My core message was this: It is important to realize that the need for more funds than allowed by Proposition 2½ is not caused by current conditions. Since 1988, the average property tax bill has increased by more than 500%. According to data available from the Massachusetts Department of Revenue, the 1988 average single-family tax bill in Harvard was $2,007. In 2019, the average single-family tax bill was $10,970, an increase of 547% in 31 years. How is that possible, when Massachusetts General Law limits increases to 2.5% per year? Compounding? If that $2,007 tax bill had grown 2.5% annually, the 2019 bill would have been $4,315, an increase of 215% since 1988. No, the unsustainable growth in the levy, and therefore average tax bills, is the result of tax increases year after year without consideration of what Harvard taxpayers can afford.

I copied the email to several hundred email addresses of Harvard voters I have collected over the years, inviting them to “Reply All”, so that not only I, but town officials would have their feedback. A relatively small number did so; a somewhat larger number simply hit “Reply,” so much of the feedback came only to me.

Last Sunday, June 7, I posted the email to Nextdoor Harvard, and over the past few days, I have added to that thread most of the replies I received, with permission of the responders.

Override should not be approved

None of the feedback I received has changed my belief. I do not believe an override should be requested, and if it is requested, I do not believe it should be approved.

That is not to say that I believe budgets should be hastily cut to fit the no-override scenario. That would most likely be disruptive, and we could “throw the baby out with the bathwater.” Instead, I believe we should restore free cash, or use the capital fund as the funding source for items not able to be funded without an override.

A significant number of responses I received expressed agreement and support for my recommendations, and many thanked me for raising the issues. The most significant feedback I received, in various flavors, came from voters in my age cohort (over 65). Several expressed concern about being asked to gather at Town Meeting, and a few stated outright, “We can’t be there.” Not because they don’t care, but because they don’t feel they can take the health risk. I have reached the same conclusion. Not only am I in the most vulnerable age group, but my health status is, to a degree, immunocompromised.

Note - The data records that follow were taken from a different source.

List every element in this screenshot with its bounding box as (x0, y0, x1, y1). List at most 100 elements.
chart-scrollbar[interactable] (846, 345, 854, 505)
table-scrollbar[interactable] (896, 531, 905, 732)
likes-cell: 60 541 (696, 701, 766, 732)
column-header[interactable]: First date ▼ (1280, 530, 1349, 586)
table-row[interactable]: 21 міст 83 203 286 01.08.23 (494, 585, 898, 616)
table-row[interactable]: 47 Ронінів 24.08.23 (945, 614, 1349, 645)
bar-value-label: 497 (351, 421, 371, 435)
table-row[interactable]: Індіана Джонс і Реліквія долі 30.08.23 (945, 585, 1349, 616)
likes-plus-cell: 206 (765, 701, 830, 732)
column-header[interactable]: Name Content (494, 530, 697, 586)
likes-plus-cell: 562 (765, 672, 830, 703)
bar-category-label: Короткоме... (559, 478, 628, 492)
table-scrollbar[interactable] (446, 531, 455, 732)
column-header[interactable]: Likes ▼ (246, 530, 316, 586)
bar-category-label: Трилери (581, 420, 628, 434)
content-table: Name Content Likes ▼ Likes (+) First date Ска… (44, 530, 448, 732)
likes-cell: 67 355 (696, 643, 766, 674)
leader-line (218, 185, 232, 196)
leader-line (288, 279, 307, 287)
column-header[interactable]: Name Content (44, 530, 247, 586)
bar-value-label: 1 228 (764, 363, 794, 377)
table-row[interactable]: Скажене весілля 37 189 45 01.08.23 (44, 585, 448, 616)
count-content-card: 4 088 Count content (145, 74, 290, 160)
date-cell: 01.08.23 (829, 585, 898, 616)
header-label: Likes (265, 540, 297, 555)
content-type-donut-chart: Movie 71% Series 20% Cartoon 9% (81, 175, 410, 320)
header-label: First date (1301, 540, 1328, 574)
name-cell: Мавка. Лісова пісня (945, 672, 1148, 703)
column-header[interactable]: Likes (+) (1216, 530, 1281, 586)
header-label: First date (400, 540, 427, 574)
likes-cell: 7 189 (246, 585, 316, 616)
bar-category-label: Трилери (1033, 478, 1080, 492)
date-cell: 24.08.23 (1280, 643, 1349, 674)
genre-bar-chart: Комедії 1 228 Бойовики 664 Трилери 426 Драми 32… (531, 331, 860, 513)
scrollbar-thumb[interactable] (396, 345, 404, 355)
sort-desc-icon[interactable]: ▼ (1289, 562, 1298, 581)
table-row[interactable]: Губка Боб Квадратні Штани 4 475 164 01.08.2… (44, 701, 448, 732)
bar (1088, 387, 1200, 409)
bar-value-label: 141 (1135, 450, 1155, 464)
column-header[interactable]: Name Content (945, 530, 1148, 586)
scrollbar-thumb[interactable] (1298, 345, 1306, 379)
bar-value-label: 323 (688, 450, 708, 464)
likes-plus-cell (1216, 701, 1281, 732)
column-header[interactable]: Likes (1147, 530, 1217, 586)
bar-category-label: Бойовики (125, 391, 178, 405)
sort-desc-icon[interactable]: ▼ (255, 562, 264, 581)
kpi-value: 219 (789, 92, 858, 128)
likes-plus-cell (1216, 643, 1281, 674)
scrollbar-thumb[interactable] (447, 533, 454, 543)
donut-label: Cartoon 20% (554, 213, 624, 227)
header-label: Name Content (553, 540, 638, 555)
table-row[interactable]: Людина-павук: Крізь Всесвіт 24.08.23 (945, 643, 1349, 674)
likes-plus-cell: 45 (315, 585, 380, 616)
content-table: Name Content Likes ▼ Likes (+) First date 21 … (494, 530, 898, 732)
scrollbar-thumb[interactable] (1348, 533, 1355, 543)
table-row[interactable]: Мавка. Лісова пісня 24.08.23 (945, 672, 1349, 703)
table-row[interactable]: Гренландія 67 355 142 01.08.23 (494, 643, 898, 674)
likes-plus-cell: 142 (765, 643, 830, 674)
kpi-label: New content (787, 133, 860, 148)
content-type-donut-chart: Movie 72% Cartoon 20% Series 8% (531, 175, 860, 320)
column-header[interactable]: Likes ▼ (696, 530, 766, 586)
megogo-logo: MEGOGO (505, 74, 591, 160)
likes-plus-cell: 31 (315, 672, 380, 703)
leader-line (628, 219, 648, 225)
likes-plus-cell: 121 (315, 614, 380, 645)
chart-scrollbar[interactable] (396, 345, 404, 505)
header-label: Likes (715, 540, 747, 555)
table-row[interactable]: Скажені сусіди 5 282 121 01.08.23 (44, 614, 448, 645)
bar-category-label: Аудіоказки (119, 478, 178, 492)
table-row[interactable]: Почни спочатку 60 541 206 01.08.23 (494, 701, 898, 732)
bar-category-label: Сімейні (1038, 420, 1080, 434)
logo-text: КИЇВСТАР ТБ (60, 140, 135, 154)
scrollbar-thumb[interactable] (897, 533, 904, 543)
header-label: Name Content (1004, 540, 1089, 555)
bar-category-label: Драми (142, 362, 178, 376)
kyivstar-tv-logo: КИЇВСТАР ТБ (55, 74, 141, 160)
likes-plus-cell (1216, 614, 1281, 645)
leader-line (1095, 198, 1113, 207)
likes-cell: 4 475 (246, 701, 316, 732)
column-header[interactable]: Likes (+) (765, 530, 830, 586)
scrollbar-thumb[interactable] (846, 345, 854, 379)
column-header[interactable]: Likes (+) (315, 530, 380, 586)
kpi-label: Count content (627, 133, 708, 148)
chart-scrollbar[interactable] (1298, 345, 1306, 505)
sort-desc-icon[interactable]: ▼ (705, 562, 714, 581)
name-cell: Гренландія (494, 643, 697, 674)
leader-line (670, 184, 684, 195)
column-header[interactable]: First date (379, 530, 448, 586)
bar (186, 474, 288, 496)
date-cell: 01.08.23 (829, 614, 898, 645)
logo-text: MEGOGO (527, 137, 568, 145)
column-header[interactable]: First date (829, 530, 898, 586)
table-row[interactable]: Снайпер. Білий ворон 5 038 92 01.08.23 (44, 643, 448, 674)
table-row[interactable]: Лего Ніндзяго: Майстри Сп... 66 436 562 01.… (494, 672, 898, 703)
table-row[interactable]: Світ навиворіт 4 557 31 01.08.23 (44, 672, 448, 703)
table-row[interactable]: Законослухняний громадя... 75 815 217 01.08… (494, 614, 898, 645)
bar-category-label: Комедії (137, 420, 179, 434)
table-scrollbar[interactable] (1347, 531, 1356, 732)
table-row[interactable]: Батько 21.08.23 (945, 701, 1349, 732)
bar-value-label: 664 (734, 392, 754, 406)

Which brings me to another recommendation: Not only do I recommend against partially funding the budget with an override, I also recommend against holding the full Town Meeting at this time. I believe we should convene Town Meeting June 20, vote a proposal to reconsider Article 13 from the October 2019 Town Meeting, take care of any other articles that can’t wait, and then suspend the meeting for the 30 days legally allowed.

A number of good things can happen in those 30 days.

A further few weeks can be spent refining the budget, taking into account not only possible cuts, but possible new spending required in response to COVID-19. For example, how much more money will schools have to spend to conduct part or all of the year with distance learning, or even worse, a hybrid of on-site and remote learning?

We’ll know if the override ballot question passed. We won’t need two flavors of budget, one with an override and one without.

We’ll know that much more about how to hold a meeting that many more residents can attend.

And if the meeting reconvenes in 30 days, and it still doesn’t make sense to proceed, we can legally defer for another 30 days. And if necessary, yet another. In addition to opposing continued uncontrolled growth of property taxes, I do not see how the town can, in good conscience, proceed with a town meeting that a significant number of voters cannot attend.


Worth Robbins is a 43-year resident of Harvard and co-publisher of the Harvard Press. The views expressed are entirely his own and not of the Harvard Press or its employees.